I’m a complete mess. I’m going through a very serious bout of insomnia. I can’t think straight and must body is buzzing with the pain of exhaustion. I’m not sure if its stress, too mush coffee, or the complete shock to my system from starting school. Not to mention the fear and panic that has come with it this year.

So, this morning, after getting about two hours of sleep I awoke for my first day of school. I felt like shit, but the adrenaline seemed to be keeping me awake. I’ve decided to take the bus this year to save on parking fees. What I forgot was how hellish riding the bus can be! I am a person who needs a lot of personal space, so being crammed in by strangers is my idea of a horrifying experience. I sucked it up though and told my self that if I was able to do this for years and years until I turned 16 (On my first try…just to make a certain person jealous;) I could do it again.

It felt strange arriving downtown and then immediately leaving. As much as I hate downtown office worker type of people, everything in me said “this is where you’re supposed to be! Why are you getting on the c-train?” I still managed to get on that train though.

However, when I got off the c-train and began walking towards the university along with hundreds of other students I had what I could only describe as my first panic attack. I literally had to stop in my tracks and with all my might, try and stop myself from breaking down in tears…running home…and calling the whole thing off.

I don’t get it though! The university is my stomping grounds. I’ve been going there off and on since 1996! During my first year of university, this year’s first year students would have been twelve years old! Wow, what a scary thought! I’ve experienced pretty much every ounce of crap that a university can throw at you and sometimes survived…sometimes drowned. I’ve worked at the university…I’ve gotten drunk there…I’ve gotten laid there.

But something was different. Something has changed about my experience that has absolutely terrorized me at various points during the day.

I made it to my classes though. One after another. They all seem amazing, and I already have a wicked crush on one of my professors. I will definately be making it to every single one of his classes!

I couldn’t believe the line ups at the universtiy today! There was a line up to get a locker, a line up to sign a medical form for my yoga class. There were lines that seemed twice as long as they used to be for food, there was a line up in the middle of a field at ond point that led to a small table. Your guess is as good as mine. The crowds were even worse than the line ups. I have never in my life experienced such crowds at the university. I’m absolutely positive that a hell of a lot more people are in the university now than when I first started.

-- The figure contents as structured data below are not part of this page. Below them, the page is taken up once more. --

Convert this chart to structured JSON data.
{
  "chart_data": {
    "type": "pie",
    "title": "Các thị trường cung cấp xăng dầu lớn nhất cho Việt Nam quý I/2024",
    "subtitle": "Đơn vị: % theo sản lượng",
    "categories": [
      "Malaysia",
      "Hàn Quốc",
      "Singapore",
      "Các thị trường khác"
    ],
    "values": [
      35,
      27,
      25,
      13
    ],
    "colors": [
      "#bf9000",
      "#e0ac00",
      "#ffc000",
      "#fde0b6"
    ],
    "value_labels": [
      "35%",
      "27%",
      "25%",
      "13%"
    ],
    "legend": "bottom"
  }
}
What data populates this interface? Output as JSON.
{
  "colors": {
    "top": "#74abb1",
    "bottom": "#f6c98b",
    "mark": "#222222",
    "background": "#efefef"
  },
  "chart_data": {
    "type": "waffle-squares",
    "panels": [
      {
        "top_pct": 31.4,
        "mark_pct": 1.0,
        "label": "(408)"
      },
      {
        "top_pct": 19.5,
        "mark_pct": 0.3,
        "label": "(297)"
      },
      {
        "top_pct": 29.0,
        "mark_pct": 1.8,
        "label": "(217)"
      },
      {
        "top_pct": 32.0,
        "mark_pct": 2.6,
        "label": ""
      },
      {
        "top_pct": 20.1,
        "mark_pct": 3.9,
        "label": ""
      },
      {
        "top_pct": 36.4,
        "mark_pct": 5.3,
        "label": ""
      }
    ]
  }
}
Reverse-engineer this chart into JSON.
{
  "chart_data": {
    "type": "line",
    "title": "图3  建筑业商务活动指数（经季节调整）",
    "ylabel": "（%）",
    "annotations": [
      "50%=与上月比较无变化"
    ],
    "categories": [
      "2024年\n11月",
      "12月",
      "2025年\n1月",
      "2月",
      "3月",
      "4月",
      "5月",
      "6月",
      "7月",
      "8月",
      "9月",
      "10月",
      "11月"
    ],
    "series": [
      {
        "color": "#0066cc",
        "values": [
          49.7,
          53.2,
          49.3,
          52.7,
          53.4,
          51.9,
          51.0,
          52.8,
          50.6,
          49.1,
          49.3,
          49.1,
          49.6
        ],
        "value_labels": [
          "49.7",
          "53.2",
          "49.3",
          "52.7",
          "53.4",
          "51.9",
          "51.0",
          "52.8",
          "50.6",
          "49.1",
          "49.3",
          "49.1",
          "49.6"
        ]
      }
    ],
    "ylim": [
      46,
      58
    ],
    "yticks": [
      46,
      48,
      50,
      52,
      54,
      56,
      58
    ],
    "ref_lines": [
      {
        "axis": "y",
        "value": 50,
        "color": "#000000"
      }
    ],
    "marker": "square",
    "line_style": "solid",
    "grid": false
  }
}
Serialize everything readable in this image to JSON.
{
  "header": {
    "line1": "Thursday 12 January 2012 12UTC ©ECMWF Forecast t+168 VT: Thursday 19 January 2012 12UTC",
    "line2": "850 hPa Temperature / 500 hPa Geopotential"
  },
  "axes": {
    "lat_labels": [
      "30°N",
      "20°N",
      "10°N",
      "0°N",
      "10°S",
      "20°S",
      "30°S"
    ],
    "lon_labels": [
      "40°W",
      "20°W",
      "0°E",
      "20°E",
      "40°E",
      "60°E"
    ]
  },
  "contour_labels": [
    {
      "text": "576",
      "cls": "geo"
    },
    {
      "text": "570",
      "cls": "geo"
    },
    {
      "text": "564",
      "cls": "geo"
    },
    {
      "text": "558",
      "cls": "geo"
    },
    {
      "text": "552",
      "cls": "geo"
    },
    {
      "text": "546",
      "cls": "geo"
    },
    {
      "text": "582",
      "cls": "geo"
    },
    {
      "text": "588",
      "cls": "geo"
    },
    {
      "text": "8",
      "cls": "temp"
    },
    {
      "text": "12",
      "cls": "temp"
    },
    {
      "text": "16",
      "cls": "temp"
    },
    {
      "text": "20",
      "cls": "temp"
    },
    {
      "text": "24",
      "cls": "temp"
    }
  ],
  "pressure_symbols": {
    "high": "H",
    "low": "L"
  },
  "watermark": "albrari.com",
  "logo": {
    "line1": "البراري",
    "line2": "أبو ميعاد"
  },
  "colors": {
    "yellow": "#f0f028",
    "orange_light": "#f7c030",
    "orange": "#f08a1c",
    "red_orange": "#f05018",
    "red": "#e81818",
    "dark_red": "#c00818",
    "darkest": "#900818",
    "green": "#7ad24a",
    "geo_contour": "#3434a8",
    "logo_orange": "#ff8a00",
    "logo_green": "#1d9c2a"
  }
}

The energy was infectuous though. There’s nothing like the pure fear and pure exileration of the first day of university!

The power of loneliness…when new students realize for the first time…that they are absolutely alone now…and all there is to do is stand in line ups…

I apologize if I sound stupid, wrong, or don’t make sense at all…more so if my spelling or grammar is bad. whith amazingly small amouts of sleep in me…I simply can’t do my best.